Testing metallic heat shield at 1100C (2000F) @SpaceX pic.twitter.com/frP5eZ5a0z
— Elon Musk (@elonmusk) January 25, 2019
The glowing metal coupon pictured in Musk’s video appears to be heated by the same high-temperature torches SpaceX (and contractors) use to spin-form Falcon 9 and Heavy propellant tank domes and Merlin 1D and MVac engines, potentially explaining the reported 1100C (2000F) the metallic (steel, presumably) heat shield was being heated to. Compared to the temperature range (~1200-1500C) Starship is expected to experience during reentries, 1100C should – according to Musk – be low enough that “no heat shield [is] needed”. If the coupon pictured is an actual double-layered, regen-cooled test article for Starship’s active heat shield, it will need to be torture-tested to 1500C (and likely beyond) to really prove its worth and reliability.
Forming a rocket nozzle pic.twitter.com/QrpcVyHAXr
— Elon Musk (@elonmusk) December 9, 2016
This is more likely an example of rough, ad-hoc testing being used to generally characterize and navigate the early stages of new technology development, hence the improvised testbed of a few ceramic insulation blankets and industrial torches already on-hand at SpaceX’s Hawthorne, CA factory.
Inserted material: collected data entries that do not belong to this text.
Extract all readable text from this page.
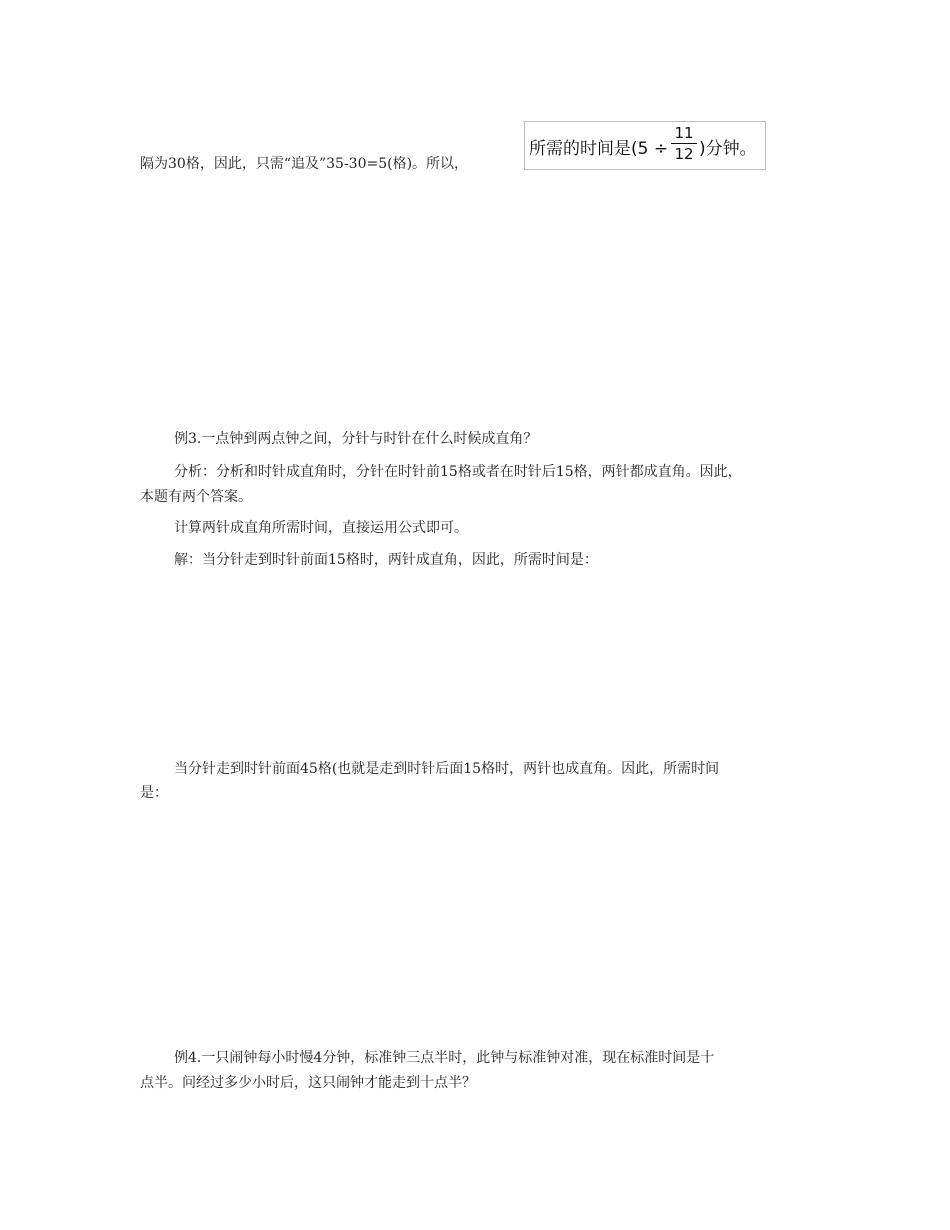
隔为30格，因此，只需“追及”35-30=5(格)。所以，
所需的时间是(5 ÷
11
12 )分钟。
例3.一点钟到两点钟之间，分针与时针在什么时候成直角？
分析：分析和时针成直角时，分针在时针前15格或者在时针后15格，两针都成直角。因此，
本题有两个答案。
计算两针成直角所需时间，直接运用公式即可。
解：当分针走到时针前面15格时，两针成直角，因此，所需时间是：
当分针走到时针前面45格(也就是走到时针后面15格时，两针也成直角。因此，所需时间
是：
例4.一只闹钟每小时慢4分钟，标准钟三点半时，此钟与标准钟对准，现在标准时间是十
点半。问经过多少小时后，这只闹钟才能走到十点半？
A hypersonic wind tunnel or arc jet setup is preferable if the goal is to prove out a truly cutting-edge heat shield, but facilities that feature those testbeds are extraordinarily rare, have niche use-cases, and are not cheap to build or operate.
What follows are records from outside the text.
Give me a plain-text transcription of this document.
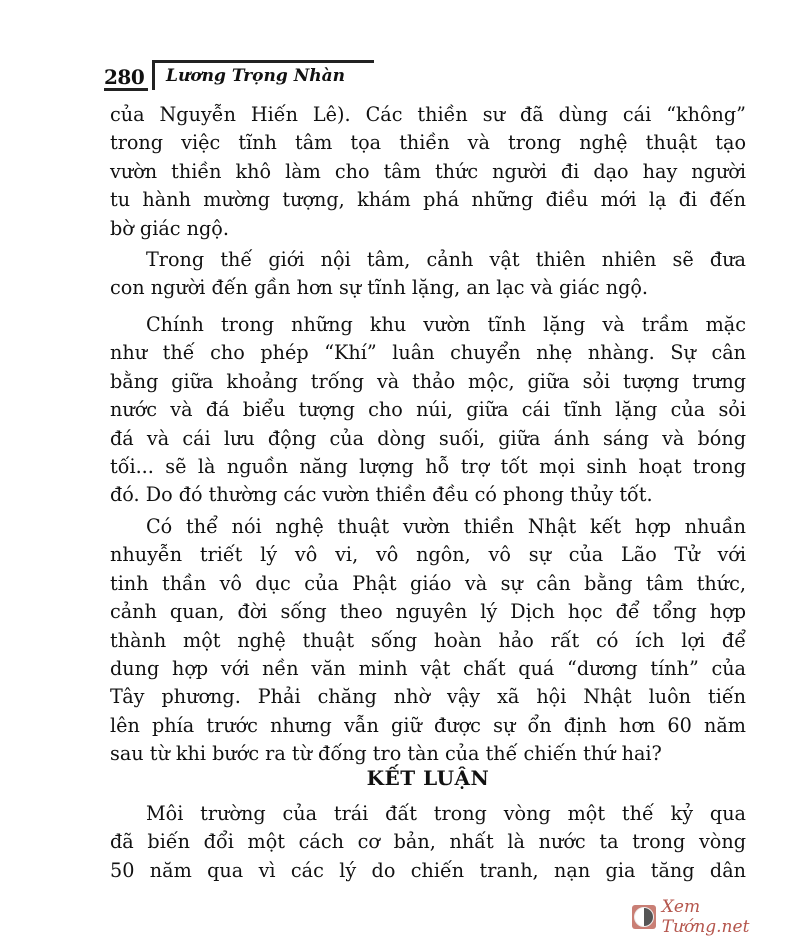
280 Lương Trọng Nhàn
của Nguyễn Hiến Lê). Các thiền sư đã dùng cái “không”
trong việc tĩnh tâm tọa thiền và trong nghệ thuật tạo
vườn thiền khô làm cho tâm thức người đi dạo hay người
tu hành mường tượng, khám phá những điều mới lạ đi đến
bờ giác ngộ.
Trong thế giới nội tâm, cảnh vật thiên nhiên sẽ đưa
con người đến gần hơn sự tĩnh lặng, an lạc và giác ngộ.
Chính trong những khu vườn tĩnh lặng và trầm mặc
như thế cho phép “Khí” luân chuyển nhẹ nhàng. Sự cân
bằng giữa khoảng trống và thảo mộc, giữa sỏi tượng trưng
nước và đá biểu tượng cho núi, giữa cái tĩnh lặng của sỏi
đá và cái lưu động của dòng suối, giữa ánh sáng và bóng
tối... sẽ là nguồn năng lượng hỗ trợ tốt mọi sinh hoạt trong
đó. Do đó thường các vườn thiền đều có phong thủy tốt.
Có thể nói nghệ thuật vườn thiền Nhật kết hợp nhuần
nhuyễn triết lý vô vi, vô ngôn, vô sự của Lão Tử với
tinh thần vô dục của Phật giáo và sự cân bằng tâm thức,
cảnh quan, đời sống theo nguyên lý Dịch học để tổng hợp
thành một nghệ thuật sống hoàn hảo rất có ích lợi để
dung hợp với nền văn minh vật chất quá “dương tính” của
Tây phương. Phải chăng nhờ vậy xã hội Nhật luôn tiến
lên phía trước nhưng vẫn giữ được sự ổn định hơn 60 năm
sau từ khi bước ra từ đống tro tàn của thế chiến thứ hai?
KẾT LUẬN
Môi trường của trái đất trong vòng một thế kỷ qua
đã biến đổi một cách cơ bản, nhất là nước ta trong vòng
50 năm qua vì các lý do chiến tranh, nạn gia tăng dân
Xem Tướng.net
SpaceX’s metallurgy team and thermal protection engineers will thus probably end up at such a facility (likely NASA Ames) to extensively test Starship’s regeneratively-cooled steel heat shield, with tests like those shown off by Musk acting to guide early development up to the point that accurately simulating reentry conditions is necessary or valuable.
In the meantime, SpaceX suffered a bit of a setback when those responsible for properly securing the first Starship prototype’s nose section failed to account for the threat of even mild winds in South Texas. As a consequence, a minor windstorm – with gusts no more than 50-60 mph (80-90 km/h) – toppled the extremely large and light nose section, causing it to crumple on the ground and nearly fold in half under its own weight. Much like the Falcon fairings SpaceX is already familiar with, the Starhopper’s nose/fairing was clearly optimized for very specific loads and did not appear to be a particularly sturdy structure as SpaceX technicians gradually stacked and welded its thin sheet metal sections together through December and January.
Starship Hopper nose cone has been moved ahead of repairs.
?NSF's BocaChicaGalhttps://t.co/CZ07SqRUgV pic.twitter.com/Zj6AGjAF6R
— Chris B – NSF (@NASASpaceflight) January 23, 2019
Elon Musk indicated that the injured nose cone would take several weeks to repair, likely pushing the beginning of Starhopper’s hop test campaign into late-February or March.